Aragorn II, soberano de las Tierras Occidentales

Ahora que han pasado más de doscientos años, y mi frente está ajada y blanco mi cabello, es el momento de repasar las edades pretéritas, antes de que mi espíritu acuda ante Mandos, juez de los valar.
Los libros antiguos hablan de nosotros, los hombres, como los Seguidores porque fuimos creados por el Único después de los elfos. También se nos llamó Huéspedes o Forasteros porque nuestro paso por el mundo es breve y no estamos atados a la tierra. Surgimos en los años del Sol, cuando la Tierra Media era regida por los presurosos cambios del crecimiento y el declinar de las cosas. Además, fuimos los Malditos porque nos asemejábamos al Señor Oscuro más que ninguna de las otras razas. Pero la entrega de mi antiguo linaje, los edain, en las Guerras de Beleriand hizo que fuéramos recompensados por los valar, quienes nos ofrecieron la isla de Númenor. En este nuevo hogar nos alcanzó la riqueza y el júbilo, pero la larga sombra de Sauron pervirtió nuestros corazones y la tierra que surgió de las aguas se hundió de nuevo en el océano.

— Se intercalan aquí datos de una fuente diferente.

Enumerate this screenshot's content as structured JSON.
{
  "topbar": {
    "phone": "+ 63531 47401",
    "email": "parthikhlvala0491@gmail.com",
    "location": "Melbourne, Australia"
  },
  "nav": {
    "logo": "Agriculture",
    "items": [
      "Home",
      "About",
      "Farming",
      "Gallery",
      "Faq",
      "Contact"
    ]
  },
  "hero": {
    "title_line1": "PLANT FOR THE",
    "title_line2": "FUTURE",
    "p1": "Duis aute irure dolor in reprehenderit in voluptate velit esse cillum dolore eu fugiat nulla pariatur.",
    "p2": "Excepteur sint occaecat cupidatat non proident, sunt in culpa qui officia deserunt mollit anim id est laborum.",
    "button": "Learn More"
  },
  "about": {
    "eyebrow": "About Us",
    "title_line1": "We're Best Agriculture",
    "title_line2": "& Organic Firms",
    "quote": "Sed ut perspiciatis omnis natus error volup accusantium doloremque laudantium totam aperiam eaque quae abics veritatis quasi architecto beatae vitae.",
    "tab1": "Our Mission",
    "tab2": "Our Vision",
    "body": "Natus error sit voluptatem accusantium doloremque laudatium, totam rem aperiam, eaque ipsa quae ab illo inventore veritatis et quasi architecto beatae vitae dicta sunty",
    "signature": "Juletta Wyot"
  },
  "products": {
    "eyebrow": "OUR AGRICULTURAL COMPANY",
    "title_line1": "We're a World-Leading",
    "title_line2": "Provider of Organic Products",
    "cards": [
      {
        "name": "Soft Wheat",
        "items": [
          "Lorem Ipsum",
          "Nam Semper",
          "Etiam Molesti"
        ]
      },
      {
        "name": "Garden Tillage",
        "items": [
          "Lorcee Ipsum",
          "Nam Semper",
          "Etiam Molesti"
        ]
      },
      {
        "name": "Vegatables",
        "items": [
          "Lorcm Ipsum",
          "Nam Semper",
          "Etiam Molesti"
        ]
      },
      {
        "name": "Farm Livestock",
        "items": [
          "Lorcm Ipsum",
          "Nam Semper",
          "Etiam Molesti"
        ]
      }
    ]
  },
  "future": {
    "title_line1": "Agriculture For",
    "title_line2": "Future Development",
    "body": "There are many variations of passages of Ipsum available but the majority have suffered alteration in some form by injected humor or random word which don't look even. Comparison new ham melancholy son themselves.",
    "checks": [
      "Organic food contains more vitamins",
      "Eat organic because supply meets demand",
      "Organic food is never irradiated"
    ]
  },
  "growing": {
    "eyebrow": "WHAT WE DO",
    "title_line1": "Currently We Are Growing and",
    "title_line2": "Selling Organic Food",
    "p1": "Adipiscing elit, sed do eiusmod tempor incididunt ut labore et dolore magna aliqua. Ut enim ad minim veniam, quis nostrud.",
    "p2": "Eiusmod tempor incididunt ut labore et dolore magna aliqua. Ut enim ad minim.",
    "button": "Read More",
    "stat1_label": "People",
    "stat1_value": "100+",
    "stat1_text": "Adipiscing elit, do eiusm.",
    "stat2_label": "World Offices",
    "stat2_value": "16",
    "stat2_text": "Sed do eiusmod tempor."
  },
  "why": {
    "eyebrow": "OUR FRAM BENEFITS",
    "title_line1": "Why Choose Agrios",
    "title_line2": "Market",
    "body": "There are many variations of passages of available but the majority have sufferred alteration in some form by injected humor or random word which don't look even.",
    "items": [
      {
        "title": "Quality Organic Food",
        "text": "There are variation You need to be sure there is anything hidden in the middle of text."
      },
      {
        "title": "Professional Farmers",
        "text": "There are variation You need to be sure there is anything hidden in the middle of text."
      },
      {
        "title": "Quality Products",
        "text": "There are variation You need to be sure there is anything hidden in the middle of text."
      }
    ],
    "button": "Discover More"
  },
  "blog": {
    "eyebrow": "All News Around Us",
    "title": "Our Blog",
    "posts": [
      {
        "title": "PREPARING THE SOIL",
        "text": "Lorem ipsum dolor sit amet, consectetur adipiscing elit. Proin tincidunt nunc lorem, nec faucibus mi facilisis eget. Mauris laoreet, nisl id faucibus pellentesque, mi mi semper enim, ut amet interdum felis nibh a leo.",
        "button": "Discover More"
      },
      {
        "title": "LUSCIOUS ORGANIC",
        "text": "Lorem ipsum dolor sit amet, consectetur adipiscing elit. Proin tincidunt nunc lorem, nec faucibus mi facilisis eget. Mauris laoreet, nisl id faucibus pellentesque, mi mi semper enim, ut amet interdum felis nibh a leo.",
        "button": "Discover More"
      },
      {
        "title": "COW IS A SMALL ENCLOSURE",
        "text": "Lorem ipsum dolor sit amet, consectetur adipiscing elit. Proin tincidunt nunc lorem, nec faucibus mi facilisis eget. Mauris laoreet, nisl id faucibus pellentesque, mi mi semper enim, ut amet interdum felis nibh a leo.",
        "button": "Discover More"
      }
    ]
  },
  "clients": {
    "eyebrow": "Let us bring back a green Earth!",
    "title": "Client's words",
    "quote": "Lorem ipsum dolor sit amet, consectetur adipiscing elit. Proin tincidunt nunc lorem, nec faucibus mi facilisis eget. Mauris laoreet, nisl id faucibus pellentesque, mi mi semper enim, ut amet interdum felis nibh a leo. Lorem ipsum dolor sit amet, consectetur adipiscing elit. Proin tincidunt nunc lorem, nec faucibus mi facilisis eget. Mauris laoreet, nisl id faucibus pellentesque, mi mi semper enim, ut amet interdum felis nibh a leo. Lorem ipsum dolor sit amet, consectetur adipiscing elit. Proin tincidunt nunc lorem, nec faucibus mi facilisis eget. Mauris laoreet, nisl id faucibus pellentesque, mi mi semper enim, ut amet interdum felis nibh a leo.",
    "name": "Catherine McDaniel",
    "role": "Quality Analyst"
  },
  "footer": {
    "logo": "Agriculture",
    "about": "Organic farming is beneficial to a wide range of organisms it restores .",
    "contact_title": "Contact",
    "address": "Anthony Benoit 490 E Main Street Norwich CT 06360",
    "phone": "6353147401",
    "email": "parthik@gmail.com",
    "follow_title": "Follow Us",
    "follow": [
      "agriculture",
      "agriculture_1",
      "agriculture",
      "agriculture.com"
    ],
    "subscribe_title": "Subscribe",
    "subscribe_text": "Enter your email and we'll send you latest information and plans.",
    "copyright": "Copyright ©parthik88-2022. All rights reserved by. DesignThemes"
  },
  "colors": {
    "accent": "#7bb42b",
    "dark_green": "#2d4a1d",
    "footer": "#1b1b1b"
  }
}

Yo, Aragorn II, soy el último de los edain en esta tierra y heredero de Isildur, cuyo padre, el gran Elendil, fue el señor de los Fieles y creador de las dinastías de Gondor y Arnor. Por mis venas corre la antigua nobleza de los númenóreanos, y mis manos sostienen la espada Andúril, la Narsil forjada de nuevo, símbolo de la destrucción del Señor Oscuro.
Han transcurrido más de cien años de mi reinado. Atrás quedaron las hazañas gloriosas, como capitán, como montaraz, como miembro de la Compañía... Hemos traído la paz a las Tierras Occidentales, alejando la oscuridad de la Tierra Media. Pero debemos vigilar la niebla de nuestros corazones, pues ahí siempre habita.
A mi lado permanece Arwen, mi amada reina, cuya luz disuelve la bruma de mi alma.